Die nordirischen Unionisten sind seit langem in der Defensive. Zwar verfügen sie im Regionalparlament noch über eine knappe Mehrheit. Aber diese werden sie heute voraussichtlich verlieren. Das wäre das letzte Kapitel in einer Entwicklung, die seit Jahrzehnten anhält. Denn in den wichtigen Ortschaften haben die nordirischen Nationalisten die politische Führung bereits übernommen, vor allem weil sie mehr Kinder haben.

Auch die Hauptstadt Belfast ist seit langem in der Hand der katholischen Nationalistenpartei Sinn Fein, des politischen Arms der einstigen IRA-Rebellen. Ihr wichtigstes Ziel bleibt die Vereinigung mit der Republik. Und das wollen sie mit einer neuen Volksabstimmung erreichen. Schon 1973, auf dem Höhepunkt der «Troubles», ist es zu einem Referendum gekommen. Die katholischen Nationalisten, damals in der Minderheit, boykottierten aber die Abstimmung, weil sie aus ihrer Sicht ohnehin verloren war. Jetzt stehen die Zeichen genau umgekehrt. Bei einem neuerlichen Referendum würden mit grosser Wahrscheinlichkeit die irischen Nationalisten gewinnen.

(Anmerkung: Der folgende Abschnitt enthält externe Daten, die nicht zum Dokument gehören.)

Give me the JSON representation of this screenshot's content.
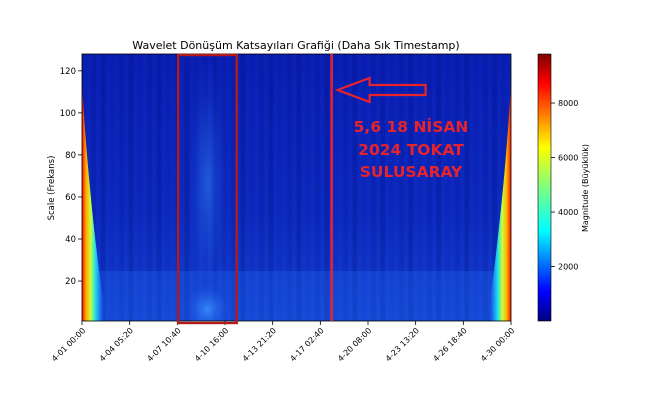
{
  "chart_data": {
    "type": "heatmap",
    "title": "Wavelet Dönüşüm Katsayıları Grafiği (Daha Sık Timestamp)",
    "xlabel": "",
    "ylabel": "Scale (Frekans)",
    "x_tick_labels": [
      "4-01 00:00",
      "4-04 05:20",
      "4-07 10:40",
      "4-10 16:00",
      "4-13 21:20",
      "4-17 02:40",
      "4-20 08:00",
      "4-23 13:20",
      "4-26 18:40",
      "4-30 00:00"
    ],
    "x_tick_hours": [
      0,
      77.33,
      154.67,
      232,
      309.33,
      386.67,
      464,
      541.33,
      618.67,
      696
    ],
    "xlim_hours": [
      0,
      696
    ],
    "y_ticks": [
      20,
      40,
      60,
      80,
      100,
      120
    ],
    "ylim": [
      1,
      128
    ],
    "colorbar": {
      "label": "Magnitude (Büyüklük)",
      "ticks": [
        2000,
        4000,
        6000,
        8000
      ],
      "range": [
        0,
        9800
      ],
      "colormap": "jet"
    },
    "highlight_box_hours": [
      156,
      251
    ],
    "event_line_hours": [
      405
    ],
    "annotation_lines": [
      "5,6 18 NİSAN",
      "2024 TOKAT",
      "SULUSARAY"
    ],
    "colors": {
      "box": "#b31b1b",
      "event_line": "#e8232a",
      "arrow": "#e8232a",
      "annotation": "#e8232a"
    },
    "grid": false
  }
}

Die Position der protestantischen Unionisten hat sich mit dem Brexit zusätzlich verschlechtert. Denn die EU verlangt eine innerbritische Grenze zwischen der Hauptinsel und Nordirland, damit keine unverzollten Waren in die Republik gelangen. Damit fühlen sich die Unionisten von ihrem Mutterland abgehängt und in die ungeliebte Republik gedrängt. Das verheisst Schlechtes für Nordirland. Denn die Geschichte zeigt: Wenn immer sich in dieser unseligen Ecke des Königreichs eine Seite schwach fühlt, kommt es zum Eklat.